Technical Tip : Device Upgrade Failure for FortiEDR

Overview

A device is not upgrading to the latest version.

Procedure

Note.

In a multi-tenant environment, upgrading devices is recommended to be done from the Hoster View.

1) In the Console, go to the Inventory tab. Search for the device name in the search bar and confirm the Collector Group the device belongs to.

Note that this Inventory screen will also show the current collector version running on the device, so this can also be confirmed on this screen.

2) After confirming the Collector Group the device belongs to and verifying the version is not showing the latest upgrade, go to the Administration Tab. Under Licensing, select the Update Collectors button at the bottom of the screen.

3) The Update Collectors screen will show the Collector Groups and what version they have been set to upgrade to. Confirm the Collector Group of the device is set to the expected upgrade version. 

4) Now that it is confirmed the correct Collector Group was set to upgrade to the correct version, a simple restart may actually resolve the upgrade issue. Try restarting the device.

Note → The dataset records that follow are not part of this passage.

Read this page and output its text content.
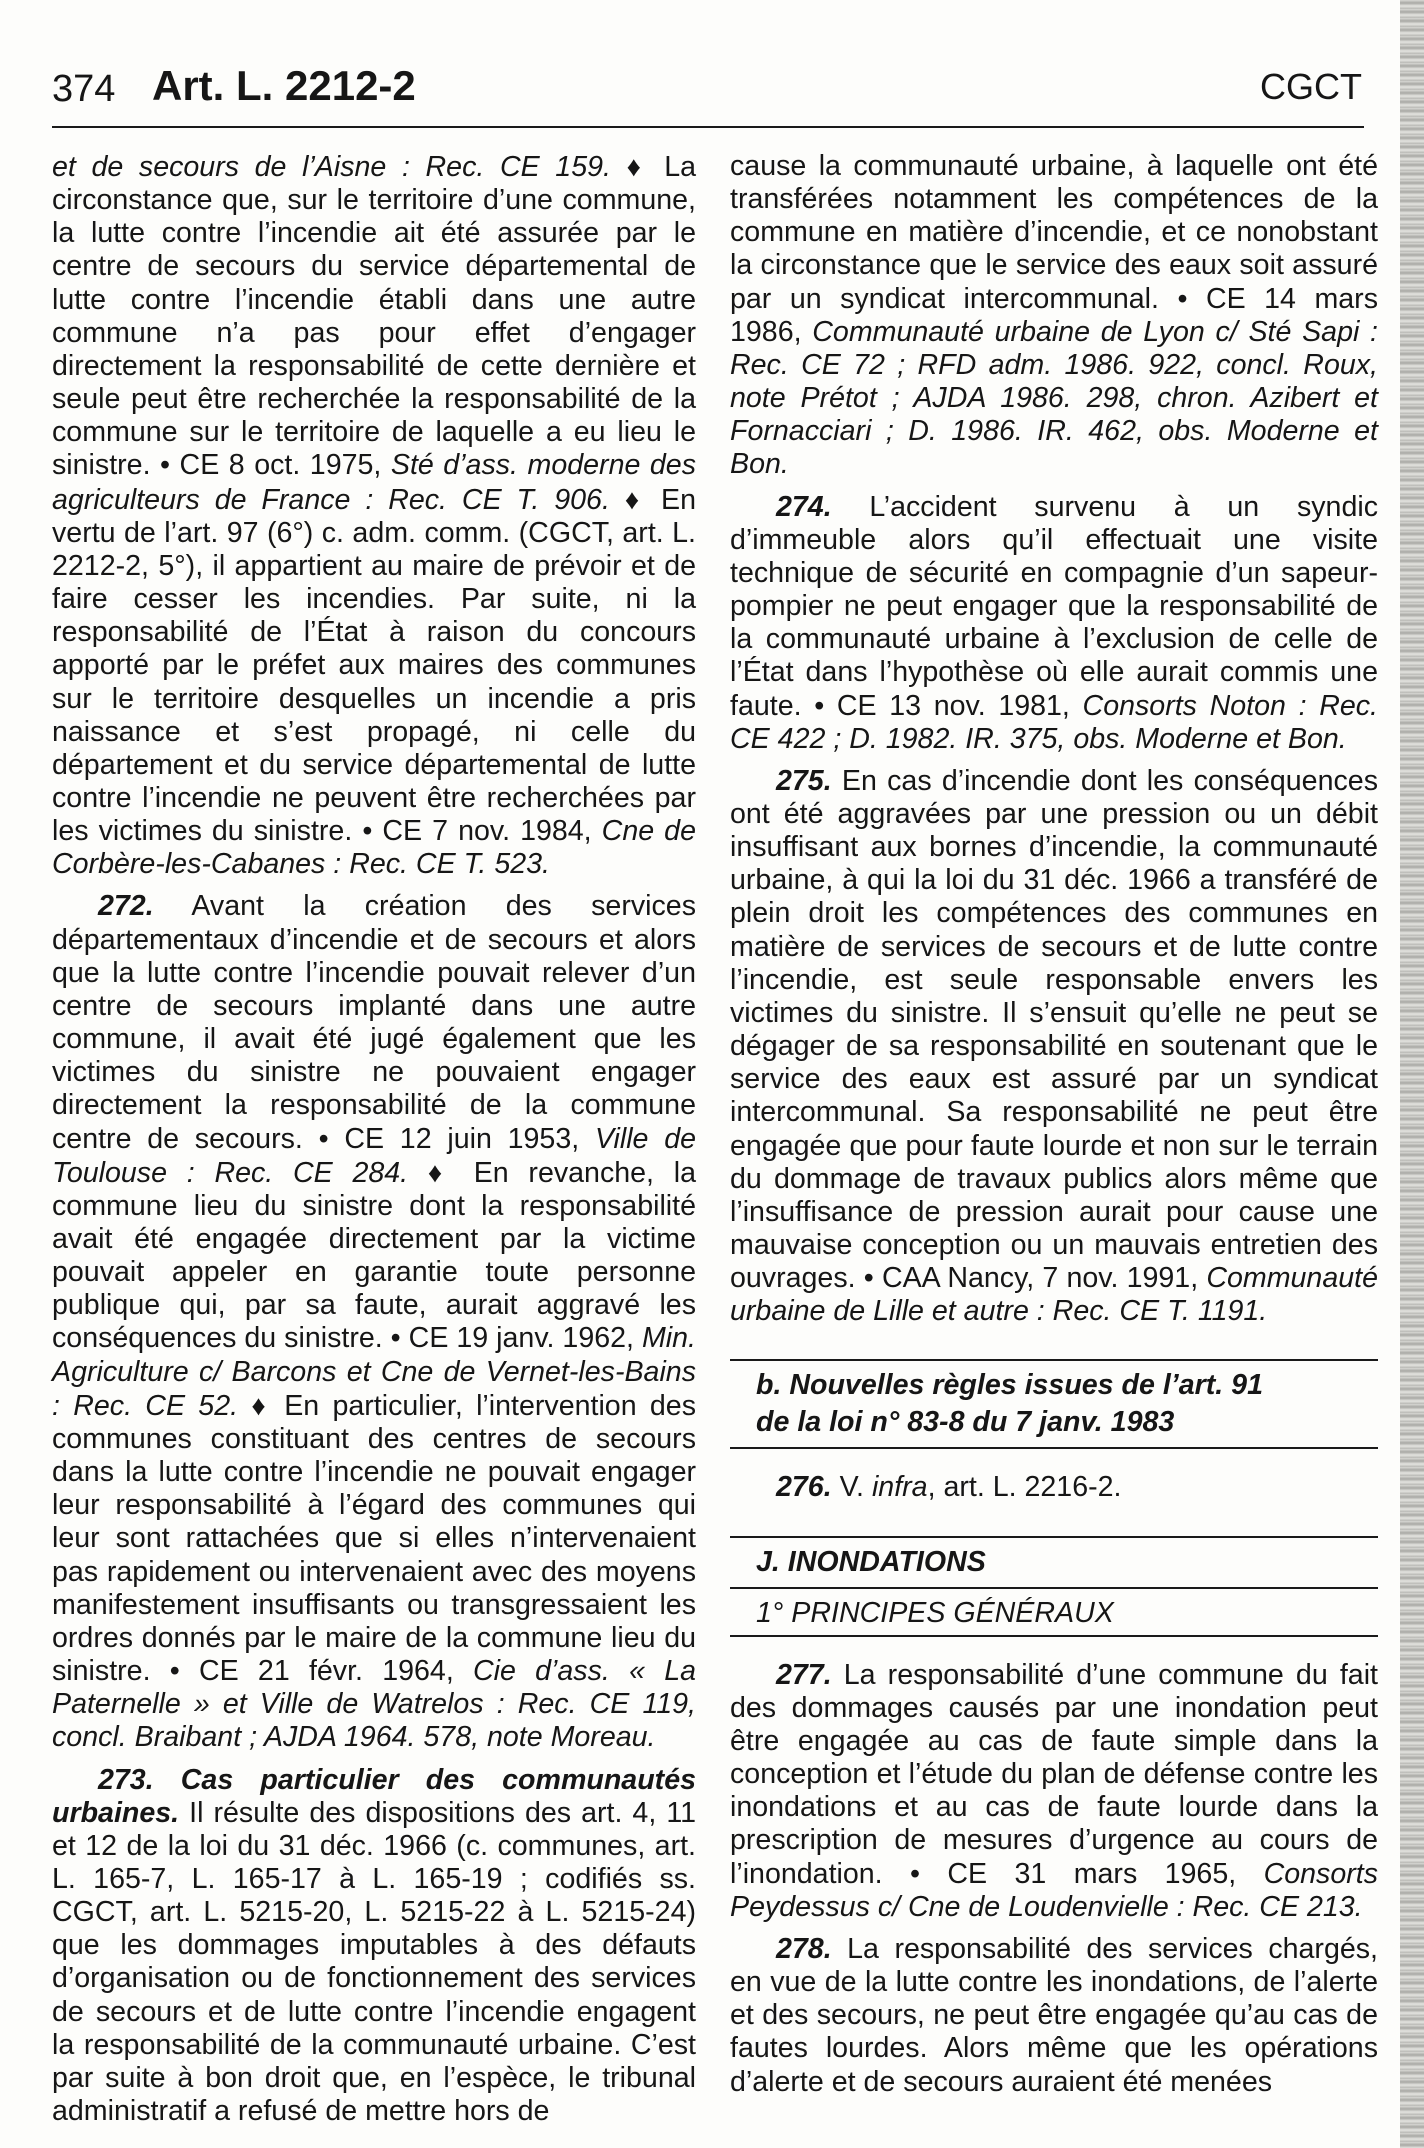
374 Art. L. 2212-2	CGCT

et de secours de l’Aisne : Rec. CE 159. ♦ La circonstance que, sur le territoire d’une commune, la lutte contre l’incendie ait été assurée par le centre de secours du service départemental de lutte contre l’incendie établi dans une autre commune n’a pas pour effet d’engager directement la responsabilité de cette dernière et seule peut être recherchée la responsabilité de la commune sur le territoire de laquelle a eu lieu le sinistre. • CE 8 oct. 1975, Sté d’ass. moderne des agriculteurs de France : Rec. CE T. 906. ♦ En vertu de l’art. 97 (6°) c. adm. comm. (CGCT, art. L. 2212-2, 5°), il appartient au maire de prévoir et de faire cesser les incendies. Par suite, ni la responsabilité de l’État à raison du concours apporté par le préfet aux maires des communes sur le territoire desquelles un incendie a pris naissance et s’est propagé, ni celle du département et du service départemental de lutte contre l’incendie ne peuvent être recherchées par les victimes du sinistre. • CE 7 nov. 1984, Cne de Corbère-les-Cabanes : Rec. CE T. 523.

272. Avant la création des services départementaux d’incendie et de secours et alors que la lutte contre l’incendie pouvait relever d’un centre de secours implanté dans une autre commune, il avait été jugé également que les victimes du sinistre ne pouvaient engager directement la responsabilité de la commune centre de secours. • CE 12 juin 1953, Ville de Toulouse : Rec. CE 284. ♦ En revanche, la commune lieu du sinistre dont la responsabilité avait été engagée directement par la victime pouvait appeler en garantie toute personne publique qui, par sa faute, aurait aggravé les conséquences du sinistre. • CE 19 janv. 1962, Min. Agriculture c/ Barcons et Cne de Vernet-les-Bains : Rec. CE 52. ♦ En particulier, l’intervention des communes constituant des centres de secours dans la lutte contre l’incendie ne pouvait engager leur responsabilité à l’égard des communes qui leur sont rattachées que si elles n’intervenaient pas rapidement ou intervenaient avec des moyens manifestement insuffisants ou transgressaient les ordres donnés par le maire de la commune lieu du sinistre. • CE 21 févr. 1964, Cie d’ass. « La Paternelle » et Ville de Watrelos : Rec. CE 119, concl. Braibant ; AJDA 1964. 578, note Moreau.

273. Cas particulier des communautés urbaines. Il résulte des dispositions des art. 4, 11 et 12 de la loi du 31 déc. 1966 (c. communes, art. L. 165-7, L. 165-17 à L. 165-19 ; codifiés ss. CGCT, art. L. 5215-20, L. 5215-22 à L. 5215-24) que les dommages imputables à des défauts d’organisation ou de fonctionnement des services de secours et de lutte contre l’incendie engagent la responsabilité de la communauté urbaine. C’est par suite à bon droit que, en l’espèce, le tribunal administratif a refusé de mettre hors de

cause la communauté urbaine, à laquelle ont été transférées notamment les compétences de la commune en matière d’incendie, et ce nonobstant la circonstance que le service des eaux soit assuré par un syndicat intercommunal. • CE 14 mars 1986, Communauté urbaine de Lyon c/ Sté Sapi : Rec. CE 72 ; RFD adm. 1986. 922, concl. Roux, note Prétot ; AJDA 1986. 298, chron. Azibert et Fornacciari ; D. 1986. IR. 462, obs. Moderne et Bon.

274. L’accident survenu à un syndic d’immeuble alors qu’il effectuait une visite technique de sécurité en compagnie d’un sapeur-pompier ne peut engager que la responsabilité de la communauté urbaine à l’exclusion de celle de l’État dans l’hypothèse où elle aurait commis une faute. • CE 13 nov. 1981, Consorts Noton : Rec. CE 422 ; D. 1982. IR. 375, obs. Moderne et Bon.

275. En cas d’incendie dont les conséquences ont été aggravées par une pression ou un débit insuffisant aux bornes d’incendie, la communauté urbaine, à qui la loi du 31 déc. 1966 a transféré de plein droit les compétences des communes en matière de services de secours et de lutte contre l’incendie, est seule responsable envers les victimes du sinistre. Il s’ensuit qu’elle ne peut se dégager de sa responsabilité en soutenant que le service des eaux est assuré par un syndicat intercommunal. Sa responsabilité ne peut être engagée que pour faute lourde et non sur le terrain du dommage de travaux publics alors même que l’insuffisance de pression aurait pour cause une mauvaise conception ou un mauvais entretien des ouvrages. • CAA Nancy, 7 nov. 1991, Communauté urbaine de Lille et autre : Rec. CE T. 1191.

b. Nouvelles règles issues de l’art. 91
de la loi n° 83-8 du 7 janv. 1983

276. V. infra, art. L. 2216-2.

J. INONDATIONS
1° PRINCIPES GÉNÉRAUX

277. La responsabilité d’une commune du fait des dommages causés par une inondation peut être engagée au cas de faute simple dans la conception et l’étude du plan de défense contre les inondations et au cas de faute lourde dans la prescription de mesures d’urgence au cours de l’inondation. • CE 31 mars 1965, Consorts Peydessus c/ Cne de Loudenvielle : Rec. CE 213.

278. La responsabilité des services chargés, en vue de la lutte contre les inondations, de l’alerte et des secours, ne peut être engagée qu’au cas de fautes lourdes. Alors même que les opérations d’alerte et de secours auraient été menées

After the device has completed the restart, wait for a few minutes to let the device to retrieve the upgrade package from the Central Manager and to conduct the upgrade and confirm if the new version is running.

If not, proceed to Step 5 to continue troubleshooting and obtain logs.

5. Return to the Inventory tab and locate the device again.  From the Inventory tab, select the checkbox next to the device and then select Export -> Collector Logs to collect the logs. If this is successful, skip step 6 and move to step 7.

Note.

This will not work if the device is Disconnected. See step 5 if this is the case.

6) If the device is Disconnected, obtain the FortiEDR logs from the device itself:

• Windows will have logs at \ProgramData\fortiedr
  - Please also export the Windows Application log and Windows System log in a .evtx format, along with the Windows Task Scheduler logs at C:\Windows\Tasks.

- Note: XP logs will be at \Documents and Settings\All Users\Application Data
MacOS will have logs at /Library/fortiedr/Logs/Driver or /Library/fortiedr/Logs/Collector
Linux 2.6.x will have logs at /opt/fortiedr/logs
Linux 2.7.x will have logs at /opt/fortiedrCollector/logs

 In the logs that were exported from the system, you will find installer_<version>.log.

To do a local analysis, you can use Ctrl+F to find “value 3” in this log file.

Look a few lines above that to find where the upgrade failure occurred. Please open a support ticket in FortiCare for Support Assistance. 

For more advanced local troubleshooting, try upgrading the device locally. If that does not  work, uninstall the version on the local device and do a clean install of the new version.  If that fails create a support ticket. 

When prompted, enter the Uninstall/Registration PWD, run the correct version 32/64 bit on the affected machine at least 2 times with reboot, and then install the new Collector.

If the Collector fails to install at this point, run Procmon alongside the install to further troubleshoot and also get the installer logs using /l*vx log.txt parameter.

Save the Procmon log as a PML file and create a FortiCare Support Ticket.